Park in the hamlet of Lower Swell (near the Whittlestone), climb over the wooden field gate and follow the grass path straight to the Long Barrow – 5 minute walk.
The part of the field where the Barrow lives is not cultivated and is completely covered in trees / bushes and chest high nettles.
In fact the nettles prevented me from actually getting onto the Long Barrow so a settled for a view from the edge of the field.
This is a good sized Long Barrow – one of the best sites I visited today.
Well worth a visit after enjoying a cream tea in Stow On The Wold!
Visited 6.3.2009, from Lower Swell and the Whittlestone. I wasn't expecting much from this to be honest, but I actually rather enjoyed Lower Swell long barrow. It lies in the first field as you leave the village by the road running to the west, which had an invitingly unlocked gate and a broad swathe of grass around the edge of the otherwise ploughed field, leading all the way around to the barrow. The barrow itself is large, and sits in a semi-hollow, unusually. To the north the ground slopes away, giving that side a steeper appearance. There is a deep excavation scar across the top, towards the west end - it reminded me rather of Coberley Long Barrow, with added vegetation. At the southern end of the scar is an in-situ stone, probably part of a kerb. The nearby hum of a tractor was not too distracting, but unfortunately the crump of guns soon spoiled the atmosphere and I headed back to the road, hoping to get to see The Tump.

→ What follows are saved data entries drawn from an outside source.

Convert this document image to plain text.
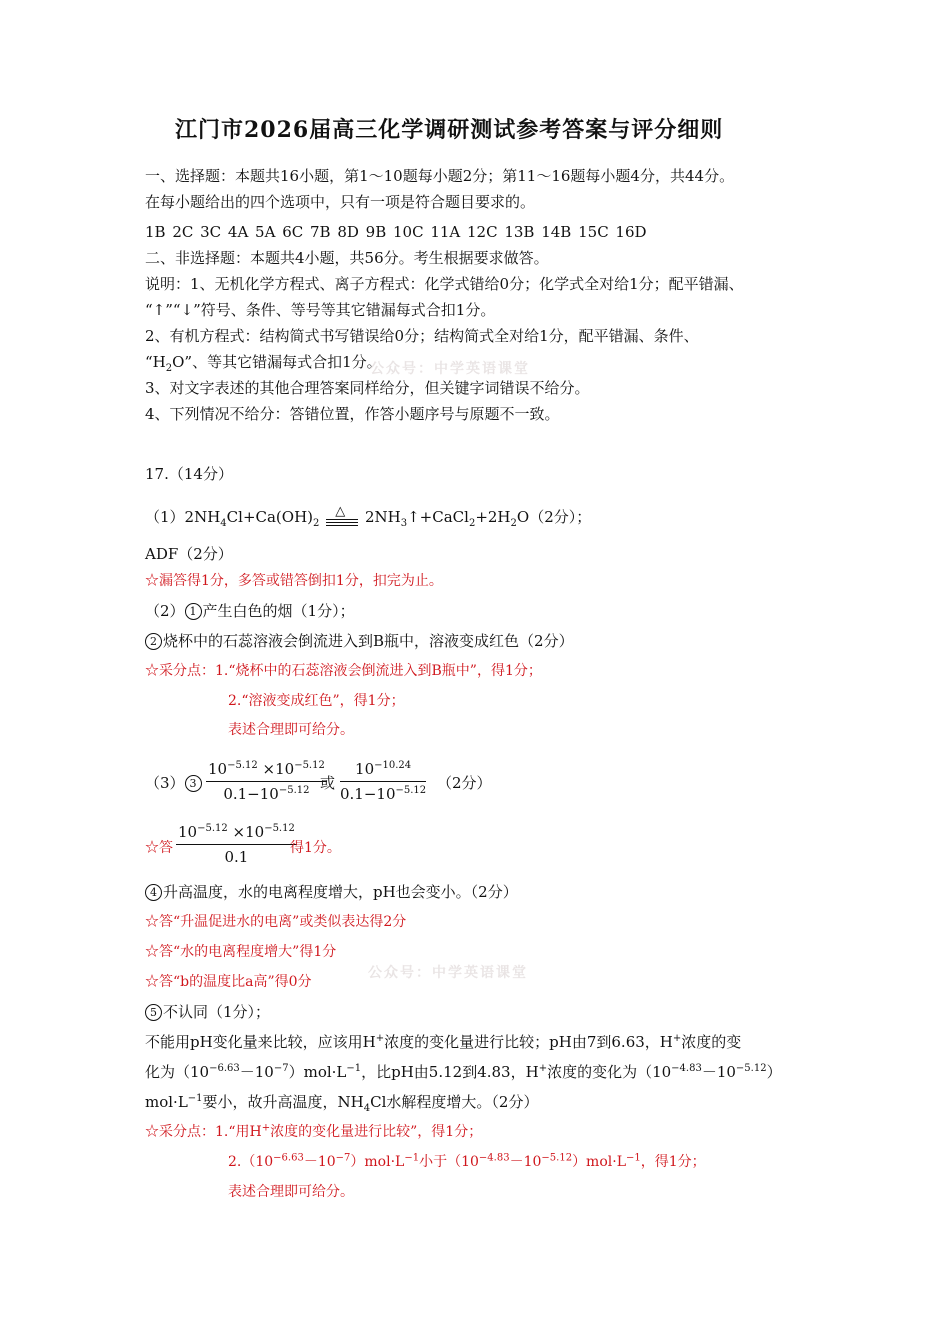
江门市2026届高三化学调研测试参考答案与评分细则
一、选择题：本题共16小题，第1～10题每小题2分；第11～16题每小题4分，共44分。
在每小题给出的四个选项中，只有一项是符合题目要求的。
1B 2C 3C 4A 5A 6C 7B 8D 9B 10C 11A 12C 13B 14B 15C 16D
二、非选择题：本题共4小题，共56分。考生根据要求做答。
说明：1、无机化学方程式、离子方程式：化学式错给0分；化学式全对给1分；配平错漏、
“↑”“↓”符号、条件、等号等其它错漏每式合扣1分。
2、有机方程式：结构简式书写错误给0分；结构简式全对给1分，配平错漏、条件、
“$H_2O$”、等其它错漏每式合扣1分。
公众号：中学英语课堂
3、对文字表述的其他合理答案同样给分，但关键字词错误不给分。
4、下列情况不给分：答错位置，作答小题序号与原题不一致。
17.（14分）
$(1)2NH_4Cl+Ca(OH)_2$
△ $2NH_3↑+CaCl_2+2H_2O(2$分）；
ADF（2分）
☆漏答得1分，多答或错答倒扣1分，扣完为止。
（2） 1 产生白色的烟（1分）；
2 烧杯中的石蕊溶液会倒流进入到B瓶中，溶液变成红色（2分）
☆采分点：1.“烧杯中的石蕊溶液会倒流进入到B瓶中”，得1分；
2.“溶液变成红色”，得1分；
表述合理即可给分。
（3） $3 \frac{10^{-5.12} \times 10^{-5.12}}{0.1-10^{-5.12}}$
或 $\frac{10^{-10.24}}{0.1-10^{-5.12}} (2$分）
☆答 $\frac{10^{-5.12} \times 10^{-5.12}}{0.1}$
得1分。
4 升高温度，水的电离程度增大，pH也会变小。（2分）
☆答“升温促进水的电离”或类似表达得2分
☆答“水的电离程度增大”得1分
☆答“b的温度比a高”得0分
公众号：中学英语课堂
5 不认同（1分）；
不能用pH变化量来比较，应该用H+浓度的变化量进行比较；pH由7到6.63，H+浓度的变
化为$(10^{-6.63}-10^{-7})mol\cdot L^{-1}$，比pH由5.12到4.83，H+浓度的变化为$(10^{-4.83}-10^{-5.12})$
$mol\cdot L^{-1}$要小，故升高温度，$NH_4Cl$水解程度增大。（2分）
☆采分点：1.“用H+浓度的变化量进行比较”，得1分；
$2.(10^{-6.63}-10^{-7})mol\cdot L^{-1}$小于$(10^{-4.83}-10^{-5.12})mol\cdot L^{-1}$，得1分；
表述合理即可给分。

Apart from its great height, (it's very steep sided) there's not much to see here. It's big and tall at maybe 25 metres long, but there are no outstanding features. Badly overgrown, it's now the domain of badgers. Could the Whittlestone have once been something to do with this? It's very close.
Within 1/2 mile of Lower Swell, on the far side of an arable field which is next to a minor road running west from the village, lies this long barrow. The crop in the field had been recently harvested, so I was able to walk downhill across the stubble to see it.
It appears to be in an unusual location, very near to the bottom of a dry valley, with a conjunction with another dry valley on the opposite side. The barrow retains some height, too, although it was difficult to estimate due to its complete covering in bush and other vegetation.
The north side is twice as high as the south, due to the barrow being oriented along the side of the valley. There are many animal holes dug around its base. Although I saw rabbits, from the size of the holes I think that badgers have made a home here. No megaliths visible.